OpenAI, headquartered in San Francisco, is the developer of ChatGPT, a generative language model that has reached 900 million weekly active users by February 2026. The company has faced multiple lawsuits over alleged copyright infringement of training data, and it has been working to clarify its data‑usage policies. The current licensing arrangement does not resolve whether Getty’s images will be used for training, leaving that question open.
From a market perspective, the stock’s volatility illustrates how a single licensing announcement can trigger rapid repricing of a company that has been underperforming. Analysts note that the lack of disclosed financial terms makes it difficult to quantify the long‑term impact on Getty’s earnings.
The partnership also highlights technical considerations for AI developers. For data‑pipeline teams, the need for provenance metadata, enforceable usage labels, and clear separation between retrieval layers and training corpora is becoming more pronounced when licensed third‑party assets are involved.
At present, no official statement from OpenAI has clarified how the images will be integrated into ChatGPT’s user interface, whether attribution will be displayed, or whether developers will have API hooks for retrieval‑augmented generation. The next public disclosures from either company will likely address these operational details.

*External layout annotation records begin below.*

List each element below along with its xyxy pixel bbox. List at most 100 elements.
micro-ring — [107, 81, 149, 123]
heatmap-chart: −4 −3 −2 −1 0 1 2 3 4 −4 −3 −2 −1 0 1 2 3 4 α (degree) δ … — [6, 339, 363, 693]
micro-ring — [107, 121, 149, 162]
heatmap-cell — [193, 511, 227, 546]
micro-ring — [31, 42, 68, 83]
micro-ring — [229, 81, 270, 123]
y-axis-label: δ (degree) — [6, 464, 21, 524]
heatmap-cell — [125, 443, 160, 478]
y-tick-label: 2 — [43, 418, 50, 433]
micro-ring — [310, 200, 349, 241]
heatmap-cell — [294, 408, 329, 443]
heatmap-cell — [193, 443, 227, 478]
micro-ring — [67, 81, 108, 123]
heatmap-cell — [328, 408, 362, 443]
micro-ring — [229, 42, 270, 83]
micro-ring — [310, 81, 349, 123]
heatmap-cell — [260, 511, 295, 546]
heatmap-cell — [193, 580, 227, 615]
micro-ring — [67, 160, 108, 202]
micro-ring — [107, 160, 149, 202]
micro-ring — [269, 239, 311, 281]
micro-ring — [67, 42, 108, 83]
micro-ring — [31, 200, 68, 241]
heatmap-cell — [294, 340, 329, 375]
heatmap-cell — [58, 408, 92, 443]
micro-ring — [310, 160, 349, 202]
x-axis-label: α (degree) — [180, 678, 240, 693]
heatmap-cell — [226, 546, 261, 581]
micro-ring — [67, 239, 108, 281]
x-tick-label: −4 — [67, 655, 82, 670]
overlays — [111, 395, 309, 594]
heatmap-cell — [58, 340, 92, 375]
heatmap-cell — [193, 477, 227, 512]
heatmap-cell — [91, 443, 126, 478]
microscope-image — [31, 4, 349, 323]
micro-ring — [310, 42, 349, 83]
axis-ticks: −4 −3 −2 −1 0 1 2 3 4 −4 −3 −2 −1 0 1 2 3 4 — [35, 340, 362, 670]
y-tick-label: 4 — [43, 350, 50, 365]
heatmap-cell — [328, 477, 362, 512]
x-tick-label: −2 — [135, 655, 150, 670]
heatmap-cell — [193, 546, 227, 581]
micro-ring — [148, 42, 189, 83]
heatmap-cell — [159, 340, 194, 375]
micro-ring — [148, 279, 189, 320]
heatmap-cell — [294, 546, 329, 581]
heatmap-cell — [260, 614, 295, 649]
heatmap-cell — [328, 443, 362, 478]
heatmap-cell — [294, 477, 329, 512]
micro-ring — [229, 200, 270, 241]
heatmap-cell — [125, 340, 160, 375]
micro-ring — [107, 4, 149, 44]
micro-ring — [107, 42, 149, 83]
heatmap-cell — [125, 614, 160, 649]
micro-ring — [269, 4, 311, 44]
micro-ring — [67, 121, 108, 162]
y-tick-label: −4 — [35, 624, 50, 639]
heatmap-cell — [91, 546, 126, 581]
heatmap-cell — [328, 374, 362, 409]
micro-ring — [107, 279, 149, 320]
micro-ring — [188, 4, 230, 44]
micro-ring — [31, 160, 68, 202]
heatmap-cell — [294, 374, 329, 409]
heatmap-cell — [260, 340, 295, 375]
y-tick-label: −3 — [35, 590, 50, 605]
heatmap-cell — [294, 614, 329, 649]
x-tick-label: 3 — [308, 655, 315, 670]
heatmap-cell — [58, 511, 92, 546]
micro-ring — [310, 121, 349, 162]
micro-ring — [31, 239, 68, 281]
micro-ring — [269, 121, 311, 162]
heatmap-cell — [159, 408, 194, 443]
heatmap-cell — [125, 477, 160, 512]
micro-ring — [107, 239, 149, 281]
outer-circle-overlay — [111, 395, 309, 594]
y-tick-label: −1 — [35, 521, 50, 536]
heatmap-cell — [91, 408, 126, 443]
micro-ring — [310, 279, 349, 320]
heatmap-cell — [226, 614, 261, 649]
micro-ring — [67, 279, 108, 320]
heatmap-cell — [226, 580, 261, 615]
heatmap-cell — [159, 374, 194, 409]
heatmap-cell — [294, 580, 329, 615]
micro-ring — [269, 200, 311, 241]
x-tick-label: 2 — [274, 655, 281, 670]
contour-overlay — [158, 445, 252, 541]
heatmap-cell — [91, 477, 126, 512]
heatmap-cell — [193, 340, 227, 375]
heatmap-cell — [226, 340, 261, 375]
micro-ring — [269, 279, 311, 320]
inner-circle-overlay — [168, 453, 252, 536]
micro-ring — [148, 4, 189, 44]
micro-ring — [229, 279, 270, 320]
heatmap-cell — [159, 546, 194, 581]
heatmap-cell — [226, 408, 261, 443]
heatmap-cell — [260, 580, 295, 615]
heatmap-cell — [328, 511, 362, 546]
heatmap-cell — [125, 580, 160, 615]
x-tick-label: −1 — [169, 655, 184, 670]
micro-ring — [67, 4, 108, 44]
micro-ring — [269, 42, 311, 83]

In summary, Getty Images’ stock rallied sharply after announcing a licensing deal with OpenAI that will place Getty’s images in ChatGPT’s search features. The agreement’s terms remain undisclosed, and it is not yet known whether the images will be used for model training. The move follows Getty’s recent legal settlement with Stability AI and new exclusive contracts for major sporting and cultural events. Investors and industry observers will watch for further information on payment structures, integration details, and potential future licensing deals with other AI platforms.